The bill, which awaits President Barack Obama's signature, would give Pakistan $1.5 billion annually over the next five years for democratic, economic and social development programs. It also allows "such sums as are necessary" for military aid.

The U.S. says the bill is aimed at alleviating poverty here and lessening the allure of Islamist militant groups in a country seen as crucial to the American fight against the Taliban and al-Qaida in neighboring Afghanistan.

Opposition leaders planned to air their concerns about the aid package in Parliament later Wednesday, but political officials issued statements about it throughout the day.

Critics complain the bill could authorize the U.S. to broaden airstrikes in the country and interfere in Pakistan's nuclear program.

"The tone and tenor of the bill in terms of conditionalities is not just intrusive, it's also overbearing and bordering on the humiliation of Pakistan," said Mushahid Hussain, a leader of the Pakistan Muslim League-Q. "We are not being treated kindly."

The dispute highlighted Pakistani angst about America's growing presence in the country. The criticism seems unlikely to derail the aid program, but it has stung the pro-Western Pakistani government, which has directed ruling party members to defend the aid package.

The bill "has been greatly misunderstood in Pakistan by some sectors, and I also believe that certain opposition groups have deliberately misquoted and distorted the facts of the bill to achieve certain political ends," said Farahnaz Ispahani, a top aide to President Asif Ali Zardari.

The debate comes as the army steps up preparations for a new offensive against militants in the South Waziristan tribal region, in what could be one of the most important operations against militants in Pakistan since 2001. South Waziristan is considered al-Qaida and the Taliban's major stronghold in the lawless northwest region bordering Afghanistan.

Maj. Gen. Athar Abbas, the army's chief spokesman, did not give a start date for the offensive but the way he referred to the operation suggested a decision had been made to launch one.

"God willing, peace will again be restored in the area through a successful operation," he told the ARY news channel.

Abbas did not say what kind of operation may be in the works — a limited one relying mostly on air power or a fully fledged offensive with thousands of ground troops aimed at clearing, then holding the whole region.

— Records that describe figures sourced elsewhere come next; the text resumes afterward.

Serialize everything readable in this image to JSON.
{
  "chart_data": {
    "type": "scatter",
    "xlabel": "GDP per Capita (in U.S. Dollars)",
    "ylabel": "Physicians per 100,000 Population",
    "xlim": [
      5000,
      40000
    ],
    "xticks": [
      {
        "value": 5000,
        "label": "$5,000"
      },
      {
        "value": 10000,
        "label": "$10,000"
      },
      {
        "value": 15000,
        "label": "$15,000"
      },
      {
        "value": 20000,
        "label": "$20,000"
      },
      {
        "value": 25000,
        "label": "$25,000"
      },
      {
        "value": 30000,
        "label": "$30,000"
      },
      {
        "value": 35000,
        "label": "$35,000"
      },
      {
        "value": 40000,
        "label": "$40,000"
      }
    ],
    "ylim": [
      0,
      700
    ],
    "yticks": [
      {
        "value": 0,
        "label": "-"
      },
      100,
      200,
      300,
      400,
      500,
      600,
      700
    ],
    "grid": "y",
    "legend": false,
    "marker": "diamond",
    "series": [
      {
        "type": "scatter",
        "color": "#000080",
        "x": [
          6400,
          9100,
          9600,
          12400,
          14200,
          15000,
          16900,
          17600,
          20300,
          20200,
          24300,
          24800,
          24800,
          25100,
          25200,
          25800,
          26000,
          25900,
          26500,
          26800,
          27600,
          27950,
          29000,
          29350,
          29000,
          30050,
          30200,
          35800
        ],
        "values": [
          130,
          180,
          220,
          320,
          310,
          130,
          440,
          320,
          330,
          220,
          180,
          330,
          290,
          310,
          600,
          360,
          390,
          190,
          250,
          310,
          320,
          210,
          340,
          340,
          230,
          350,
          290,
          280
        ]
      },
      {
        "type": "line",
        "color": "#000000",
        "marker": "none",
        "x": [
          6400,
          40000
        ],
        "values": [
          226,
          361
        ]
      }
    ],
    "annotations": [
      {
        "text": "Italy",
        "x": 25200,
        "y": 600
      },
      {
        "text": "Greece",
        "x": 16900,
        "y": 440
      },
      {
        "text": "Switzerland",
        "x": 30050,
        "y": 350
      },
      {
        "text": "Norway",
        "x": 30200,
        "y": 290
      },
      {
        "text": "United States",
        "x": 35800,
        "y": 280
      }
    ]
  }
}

The army abandoned early offensives and signed peace deals with militants in Waziristan after they put up a fierce fight.

Moving forcefully into South Waziristan is likely to gain praise from the United States. U.S. officials have long pressed Pakistan to eliminate safe havens on its soil used by militants to plan attacks in Afghanistan.

An operation in South Waziristan will face steep challenges, ranging from harsh terrain to well dug-in militants.

Pakistan's military said months ago it was planning an operation aimed at eliminating Baitullah Mehsud, the Pakistani Taliban chief, in South Waziristan. But the U.S. killed Mehsud in a missile strike in August, and since then, there have been lingering questions over whether Pakistan would try to dismantle the rest of his network there.

Analysts say 10,000 well-armed militants, including foreign fighters, are in the region.

Abbas said the army had already tried to weaken the militants by surrounding them, blocking roads and targeting them through air strikes. The point was to weaken the militants before a full-scale offensive.

"As we all know, this group and this organization has fighters and they will offer a tough resistance in this area," Abbas said.

The United States and other Western nations have been heartened by the army's recent offensive against the Taliban in the Swat Valley, but questions remain over the country's overall commitment to the fight against militants it once nurtured for proxy wars in India and Afghanistan.